Defeating diabetes in a dog is much like coping with it for a human, maintaining a diet that healthily balances glucose and insulin.
When a human or canine is unable to regulate its blood sugar levels, it has diabetes. This illness is quite difficult to live with. When untreated in canines, it can trigger liver, kidney, or heart disease, as well as induce blindness or a coma. Its symptoms include weight loss despite an increase in thirst and appetite, more frequent urinations, and lethargy.
In the case of humans with diabetes, a specific diet needs to be followed, and blood sugar levels need to be monitored. In dogs, insulin therapy, including its natural alternatives, is a more common approach. However, the best approach is preventive maintenance, which can be done through a proper diet.

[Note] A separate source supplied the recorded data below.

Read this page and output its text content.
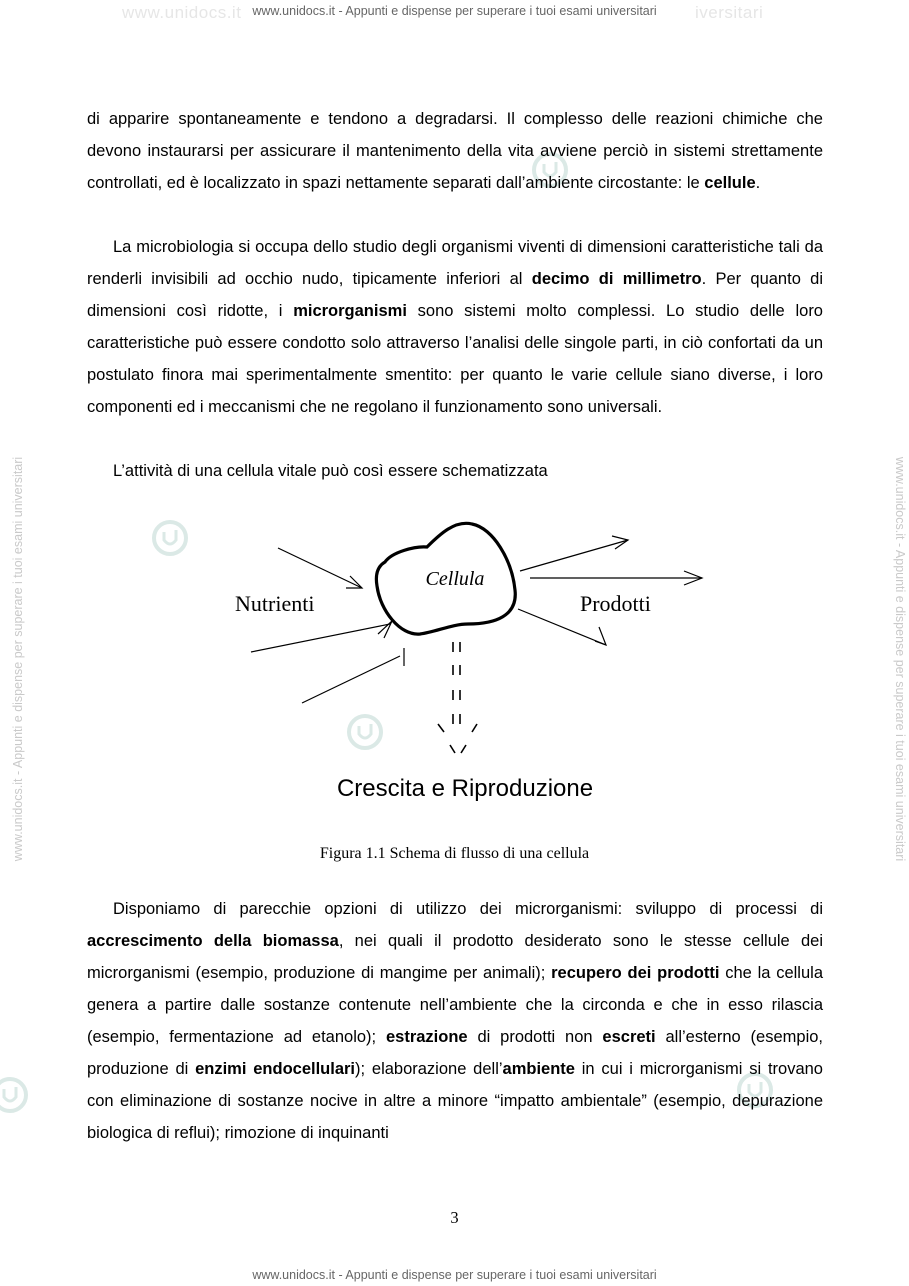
www.unidocs.it	iversitari
www.unidocs.it - Appunti e dispense per superare i tuoi esami universitari
www.unidocs.it - Appunti e dispense per superare i tuoi esami universitari
www.unidocs.it - Appunti e dispense per superare i tuoi esami universitari	www.unidocs.it - Appunti e dispense per superare i tuoi esami universitari
di apparire spontaneamente e tendono a degradarsi. Il complesso delle reazioni chimiche che devono instaurarsi per assicurare il mantenimento della vita avviene perciò in sistemi strettamente controllati, ed è localizzato in spazi nettamente separati dall’ambiente circostante: le cellule.
La microbiologia si occupa dello studio degli organismi viventi di dimensioni caratteristiche tali da renderli invisibili ad occhio nudo, tipicamente inferiori al decimo di millimetro. Per quanto di dimensioni così ridotte, i microrganismi sono sistemi molto complessi. Lo studio delle loro caratteristiche può essere condotto solo attraverso l’analisi delle singole parti, in ciò confortati da un postulato finora mai sperimentalmente smentito: per quanto le varie cellule siano diverse, i loro componenti ed i meccanismi che ne regolano il funzionamento sono universali.
L’attività di una cellula vitale può così essere schematizzata
Cellula
Nutrienti	Prodotti
Crescita e Riproduzione
Figura 1.1 Schema di flusso di una cellula
Disponiamo di parecchie opzioni di utilizzo dei microrganismi: sviluppo di processi di accrescimento della biomassa, nei quali il prodotto desiderato sono le stesse cellule dei microrganismi (esempio, produzione di mangime per animali); recupero dei prodotti che la cellula genera a partire dalle sostanze contenute nell’ambiente che la circonda e che in esso rilascia (esempio, fermentazione ad etanolo); estrazione di prodotti non escreti all’esterno (esempio, produzione di enzimi endocellulari); elaborazione dell’ambiente in cui i microrganismi si trovano con eliminazione di sostanze nocive in altre a minore “impatto ambientale” (esempio, depurazione biologica di reflui); rimozione di inquinanti
3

Canines digest food differently from humans. This means what they take in is broken down differently, and is the main reason why their diet is high in protein and low in carbohydrates, which is the reverse of the human diet. Carbohydrates are very high in sugar, and canines should not have excess sugar in their systems as this can aid their acquiring diabetes.
Many commercial dog foods contain grains, carbohydrates, and sugar. By popular opinion, this is not the right type of diet for dogs with diabetes. “Dogs facing diabetes can benefit from a change in diet, instead of just relying on insulin therapy. Dogs who have not yet acquired diabetes, though, can help prevent the illness by starting out with a proper or healthy diet.” says Maggie Rhines, author of Going Rawr! Dog Lovers Compendium.
A canine diet that can either help or prevent diabetes should consist of protein, fiber, and complex carbohydrates, which are harder to break down the regular carbohydrates and therefore do not deliver as much glucose. A veterinarian can help determine what the best type of diet is for a diabetic dog. They may prescribe specific dog food, or they may recommend home feedings. What is most important is that dogs still get the correct amounts of nutrition, while balancing its intake of sugar. Veterinarians can calculate this.
The dogs most susceptible to diabetes are beagles, dachshunds, poodles, and mini-schnauzers. Like humans, there are two types of canine diabetes. Both types can benefit from, as well as be prevented by a proper diet.